Come tomorrow, Mr. Hart says, wearily. And bring a good pen to write with. You’ll be hearing something that’s never been told.

David leaves him sitting alone in the shadowy room, an old man haunted by a friendship broken seventy years ago. Does it have something to do with the Black Duck shootings? The photo of that boat and its doomed crew rises up before David again. On the spur of the moment, he decides to go by the town library one last time, in case he’s missed anything. He mounts his bicycle and heads out.

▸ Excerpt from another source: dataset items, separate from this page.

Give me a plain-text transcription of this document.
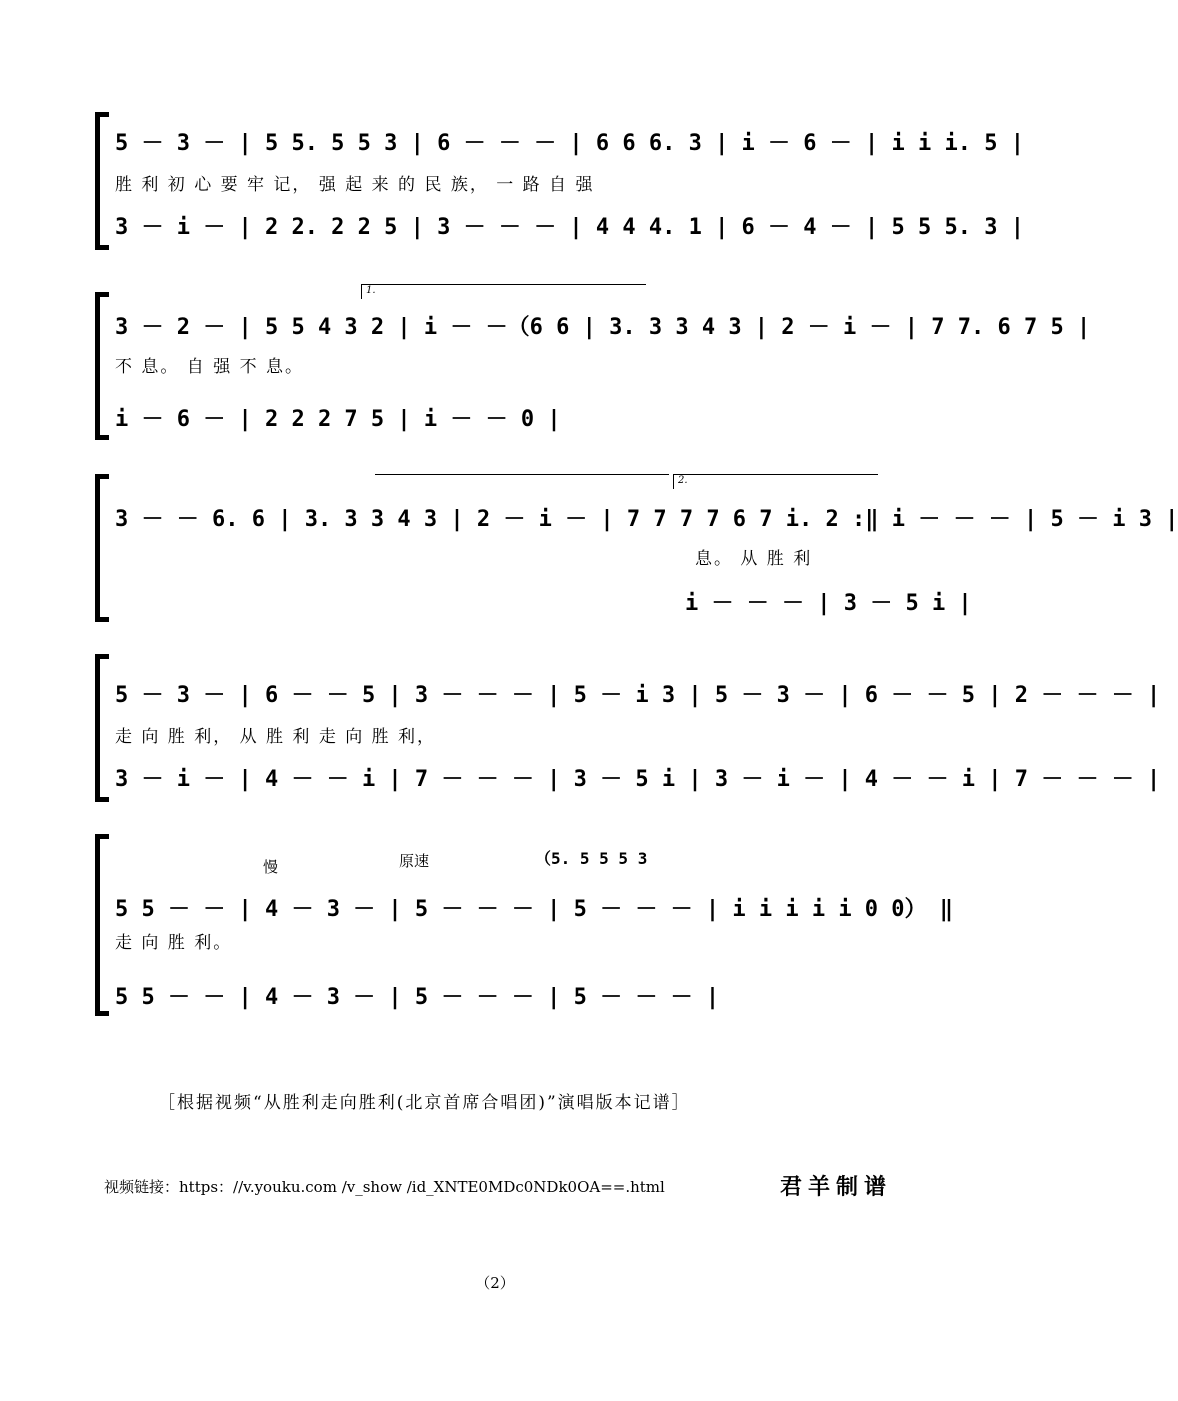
5 － 3 － | 5 5. 5 5 3 | 6 － － － | 6 6 6. 3 | i － 6 － | i i i. 5 |
胜 利 初 心 要 牢 记， 强 起 来 的 民 族， 一 路 自 强
3 － i － | 2 2. 2 2 5 | 3 － － － | 4 4 4. 1 | 6 － 4 － | 5 5 5. 3 |
1.
3 － 2 － | 5 5 4 3 2 | i － －（6 6 | 3. 3 3 4 3 | 2 － i － | 7 7. 6 7 5 |
不 息。 自 强 不 息。
i － 6 － | 2 2 2 7 5 | i － － 0 |
2.
3 － － 6. 6 | 3. 3 3 4 3 | 2 － i － | 7 7 7 7 6 7 i. 2 :‖ i － － － | 5 － i 3 |
息。 从 胜 利
i － － － | 3 － 5 i |
5 － 3 － | 6 － － 5 | 3 － － － | 5 － i 3 | 5 － 3 － | 6 － － 5 | 2 － － － |
走 向 胜 利， 从 胜 利 走 向 胜 利，
3 － i － | 4 － － i | 7 － － － | 3 － 5 i | 3 － i － | 4 － － i | 7 － － － |
慢	原速	（5. 5 5 5 3
5 5 － － | 4 － 3 － | 5 － － － | 5 － － － | i i i i i 0 0） ‖
走 向 胜 利。
5 5 － － | 4 － 3 － | 5 － － － | 5 － － － |
［根据视频“从胜利走向胜利(北京首席合唱团)”演唱版本记谱］
视频链接：https：//v.youku.com /v_show /id_XNTE0MDc0NDk0OA==.html	君羊制谱
（2）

The rain has slowed to a fine drizzle. David’s tires slap methodically against the wet pavement. Something about the weather makes him think how Ruben Hart once rode these same roads on his bicycle. And there, in a flash, as if answering a call, the ghost of the young Ruben descends. David feels him, can almost see him, pedaling at his elbow. For a long minute, they ride together, side by side, the wind rushing past. Then it’s over. The ghost departs. David pushes ahead alone. He picks up speed and races over the wet road toward the library. Time is running out. December 29, 1929, is about to arrive. Fog is rolling in across Coulter’s Beach toward Tom Morrison’s cabin, which means it’s already thick out on the bay. All the signs, as they say, are pointing in one direction: Mr. Hart’s story is coming to the end.